Now, as far as I'm concerned, rres is int*, rmul2 and rmul1 too.

Should it look like

int *rres;
int *rmul1;
int *rmul2;

for (i = 0; i < N; i += SM)
   for (j = 0; j < N; j += SM)
      for (k = 0; k < N; k += SM)
         for (i2 = 0, *rres = &res[i][j],
              *rmul1 = &mul1[i][k]; i2 < SM;
              ++i2, rres += N, rmul1 += N)
            for (k2 = 0, *rmul2 = &mul2[k][j];
                 k2 < SM; ++k2, rmul2 += N)
               for (j2 = 0; j2 < SM; ++j2)
                  rres[j2] += rmul1[k2] * rmul2[j2];

Because this seems more or less reasonable to me bit gives wrong results. For example, if I have two matrices 2 x 2, randoms values 0 or 1, I get:

-1520010527 23996350 
212687419 207125308

which is far from good.

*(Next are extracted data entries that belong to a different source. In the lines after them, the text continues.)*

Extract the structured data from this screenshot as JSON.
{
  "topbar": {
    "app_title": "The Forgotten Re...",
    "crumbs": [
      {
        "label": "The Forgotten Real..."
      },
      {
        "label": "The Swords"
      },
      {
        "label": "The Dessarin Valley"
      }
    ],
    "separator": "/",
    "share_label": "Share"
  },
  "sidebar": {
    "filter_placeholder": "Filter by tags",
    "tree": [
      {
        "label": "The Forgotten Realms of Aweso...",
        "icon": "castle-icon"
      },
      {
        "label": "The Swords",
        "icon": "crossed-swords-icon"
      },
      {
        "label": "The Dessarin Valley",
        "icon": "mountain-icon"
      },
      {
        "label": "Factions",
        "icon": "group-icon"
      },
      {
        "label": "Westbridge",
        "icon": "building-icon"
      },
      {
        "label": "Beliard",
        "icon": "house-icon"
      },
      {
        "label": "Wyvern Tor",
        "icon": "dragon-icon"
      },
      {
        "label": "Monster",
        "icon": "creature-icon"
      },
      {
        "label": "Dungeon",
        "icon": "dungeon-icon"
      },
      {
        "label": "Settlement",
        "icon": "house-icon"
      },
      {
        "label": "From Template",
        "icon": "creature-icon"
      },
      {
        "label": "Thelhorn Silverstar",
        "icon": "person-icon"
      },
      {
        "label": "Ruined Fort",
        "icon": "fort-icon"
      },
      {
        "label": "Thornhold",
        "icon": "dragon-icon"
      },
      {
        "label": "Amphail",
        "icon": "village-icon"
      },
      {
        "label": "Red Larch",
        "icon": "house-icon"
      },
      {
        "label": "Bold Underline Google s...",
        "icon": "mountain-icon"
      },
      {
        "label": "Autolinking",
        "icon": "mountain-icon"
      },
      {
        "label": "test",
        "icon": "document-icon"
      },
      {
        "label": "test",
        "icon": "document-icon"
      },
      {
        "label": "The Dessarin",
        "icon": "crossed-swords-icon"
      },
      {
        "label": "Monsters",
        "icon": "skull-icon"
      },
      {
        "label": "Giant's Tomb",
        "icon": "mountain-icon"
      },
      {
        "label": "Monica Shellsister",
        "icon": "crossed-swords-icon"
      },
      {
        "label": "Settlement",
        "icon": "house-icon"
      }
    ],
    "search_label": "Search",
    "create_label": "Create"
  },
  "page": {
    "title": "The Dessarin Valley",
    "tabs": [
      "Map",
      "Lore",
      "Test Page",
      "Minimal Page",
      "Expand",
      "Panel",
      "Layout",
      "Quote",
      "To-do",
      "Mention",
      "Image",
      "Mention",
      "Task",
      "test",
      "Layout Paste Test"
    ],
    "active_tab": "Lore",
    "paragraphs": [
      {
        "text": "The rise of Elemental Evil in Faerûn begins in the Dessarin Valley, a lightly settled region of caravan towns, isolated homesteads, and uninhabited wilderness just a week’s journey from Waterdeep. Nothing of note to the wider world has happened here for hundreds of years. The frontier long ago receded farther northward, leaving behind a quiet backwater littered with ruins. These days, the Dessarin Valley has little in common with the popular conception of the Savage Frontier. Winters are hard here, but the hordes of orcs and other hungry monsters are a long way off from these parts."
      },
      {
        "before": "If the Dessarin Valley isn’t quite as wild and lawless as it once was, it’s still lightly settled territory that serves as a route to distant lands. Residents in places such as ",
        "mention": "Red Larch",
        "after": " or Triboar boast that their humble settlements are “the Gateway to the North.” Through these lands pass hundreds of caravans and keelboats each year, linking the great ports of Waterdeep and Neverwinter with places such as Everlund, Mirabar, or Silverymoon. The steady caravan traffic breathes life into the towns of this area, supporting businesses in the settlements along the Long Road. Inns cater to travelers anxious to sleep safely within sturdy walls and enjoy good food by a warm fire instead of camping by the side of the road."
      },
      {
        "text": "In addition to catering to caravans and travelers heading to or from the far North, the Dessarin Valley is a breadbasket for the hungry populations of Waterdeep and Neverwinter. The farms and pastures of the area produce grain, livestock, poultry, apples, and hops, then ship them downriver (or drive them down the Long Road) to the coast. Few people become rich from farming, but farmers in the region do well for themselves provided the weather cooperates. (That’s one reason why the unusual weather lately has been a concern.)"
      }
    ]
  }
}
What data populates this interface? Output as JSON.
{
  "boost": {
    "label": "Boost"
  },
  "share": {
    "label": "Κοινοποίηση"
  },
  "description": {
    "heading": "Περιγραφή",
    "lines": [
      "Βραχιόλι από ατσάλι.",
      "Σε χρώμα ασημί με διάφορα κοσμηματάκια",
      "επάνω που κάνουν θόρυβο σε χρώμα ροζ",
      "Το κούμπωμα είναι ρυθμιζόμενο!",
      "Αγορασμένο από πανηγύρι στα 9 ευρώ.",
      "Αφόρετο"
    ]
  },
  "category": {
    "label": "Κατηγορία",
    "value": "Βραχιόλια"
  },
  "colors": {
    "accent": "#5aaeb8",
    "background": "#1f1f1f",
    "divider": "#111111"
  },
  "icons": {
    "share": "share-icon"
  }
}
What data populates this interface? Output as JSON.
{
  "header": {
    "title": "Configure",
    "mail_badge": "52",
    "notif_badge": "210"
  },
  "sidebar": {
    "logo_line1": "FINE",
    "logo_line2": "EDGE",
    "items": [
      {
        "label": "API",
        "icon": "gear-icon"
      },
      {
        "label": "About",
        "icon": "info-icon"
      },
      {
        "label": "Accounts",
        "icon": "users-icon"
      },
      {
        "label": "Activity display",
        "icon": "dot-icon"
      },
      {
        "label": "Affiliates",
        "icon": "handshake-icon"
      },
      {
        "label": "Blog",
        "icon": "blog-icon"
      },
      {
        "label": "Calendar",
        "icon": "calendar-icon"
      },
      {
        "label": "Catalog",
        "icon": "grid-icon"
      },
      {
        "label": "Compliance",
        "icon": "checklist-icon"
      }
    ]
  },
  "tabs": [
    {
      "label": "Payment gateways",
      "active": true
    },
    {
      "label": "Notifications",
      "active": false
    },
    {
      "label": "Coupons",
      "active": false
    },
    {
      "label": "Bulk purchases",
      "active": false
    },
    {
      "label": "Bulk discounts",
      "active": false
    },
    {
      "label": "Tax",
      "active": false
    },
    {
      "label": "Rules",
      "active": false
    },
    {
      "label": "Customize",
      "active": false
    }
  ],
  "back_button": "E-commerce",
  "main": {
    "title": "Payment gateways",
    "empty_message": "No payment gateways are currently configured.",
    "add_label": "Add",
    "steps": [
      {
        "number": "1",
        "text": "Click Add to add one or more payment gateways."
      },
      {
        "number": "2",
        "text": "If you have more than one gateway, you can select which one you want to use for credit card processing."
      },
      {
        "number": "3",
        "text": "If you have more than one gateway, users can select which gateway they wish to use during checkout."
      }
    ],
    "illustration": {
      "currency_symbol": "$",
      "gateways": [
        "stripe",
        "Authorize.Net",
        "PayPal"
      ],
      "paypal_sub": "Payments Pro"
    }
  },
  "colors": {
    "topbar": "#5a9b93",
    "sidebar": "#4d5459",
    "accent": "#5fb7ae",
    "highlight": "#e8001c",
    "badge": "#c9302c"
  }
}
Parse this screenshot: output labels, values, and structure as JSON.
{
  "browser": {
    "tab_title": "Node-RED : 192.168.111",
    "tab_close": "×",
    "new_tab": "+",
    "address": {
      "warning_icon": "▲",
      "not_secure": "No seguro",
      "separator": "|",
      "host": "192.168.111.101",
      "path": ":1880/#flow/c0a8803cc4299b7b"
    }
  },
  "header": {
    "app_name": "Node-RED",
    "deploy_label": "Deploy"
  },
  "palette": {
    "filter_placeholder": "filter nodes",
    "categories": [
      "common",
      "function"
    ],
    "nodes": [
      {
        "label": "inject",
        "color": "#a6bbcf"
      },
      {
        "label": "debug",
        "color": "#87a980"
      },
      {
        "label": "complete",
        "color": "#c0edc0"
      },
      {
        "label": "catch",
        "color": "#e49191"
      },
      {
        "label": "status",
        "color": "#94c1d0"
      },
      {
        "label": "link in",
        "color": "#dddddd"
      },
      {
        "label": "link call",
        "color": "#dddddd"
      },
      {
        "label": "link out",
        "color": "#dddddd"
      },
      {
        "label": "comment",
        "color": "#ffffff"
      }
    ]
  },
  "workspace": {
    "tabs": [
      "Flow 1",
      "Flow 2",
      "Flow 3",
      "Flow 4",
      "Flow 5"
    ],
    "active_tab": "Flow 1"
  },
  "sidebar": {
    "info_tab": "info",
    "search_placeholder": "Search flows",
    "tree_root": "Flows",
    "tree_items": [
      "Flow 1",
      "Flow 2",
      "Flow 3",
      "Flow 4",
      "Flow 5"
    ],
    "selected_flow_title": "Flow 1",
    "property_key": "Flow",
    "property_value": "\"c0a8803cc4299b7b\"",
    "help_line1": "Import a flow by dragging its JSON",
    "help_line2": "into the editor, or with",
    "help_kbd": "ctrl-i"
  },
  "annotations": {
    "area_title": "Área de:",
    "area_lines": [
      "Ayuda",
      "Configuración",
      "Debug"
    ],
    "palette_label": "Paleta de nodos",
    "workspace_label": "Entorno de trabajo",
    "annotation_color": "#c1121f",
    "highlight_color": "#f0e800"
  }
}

My guess is that I use * wrong but I can't tell where...

EDIT: Declaration of res:

  int **res = (int **)malloc(N * sizeof(int *));
  for (int i = 0; i < N; i++) {
      res[i] = (int *)malloc(N * sizeof(int));
  }
  for (int i = 0; i < N; i++) {
      for (int j = 0; j < N; j++) {
          res[i][j] = 0;
      }
  }

Upvotes: 2

Views: 122

Answers (1)

chqrlie
chqrlie

Reputation: 144695

Your assumption about the type of rres, rmul2 and rmul1 seems incorrect: the matrix elements probably have double type, and the expressions in the initial clauses of the for loops should definitely not have an initial *.

Yet this matrix multiplication code should work the same for any element type, but the cache optimisation explained by Ulrich Drepper makes another assumption: N must be a multiple of SM, and it is unlikely to be the case with #define SM (CLS / sizeof(double)) and N = 2 in your test case, which might explain your observations.

The code should be:

#define SM  (CLS / sizeof(double))

void matrix_multiply(double res[N][N], const double mul1[N][N], const double mul2[N][N]) {
    size_t i, j, k, i2, j2, k2;
    double *rres, *rmul1, *rmul2;
    
    assert(N % SM == 0);

    for (i = 0; i < N; i += SM) {
        for (j = 0; j < N; j += SM) {
            for (k = 0; k < N; k += SM) {
                for (i2 = 0, rres = &res[i][j], rmul1 = &mul1[i][k];
                     i2 < SM; ++i2, rres += N, rmul1 += N) {
                    for (k2 = 0, rmul2 = &mul2[k][j];
                         k2 < SM; ++k2, rmul2 += N) {
                        for (j2 = 0; j2 < SM; ++j2)
                            rres[j2] += rmul1[k2] * rmul2[j2];
                    }
                }
            }
        }
    }
}

Upvotes: 3

Related Questions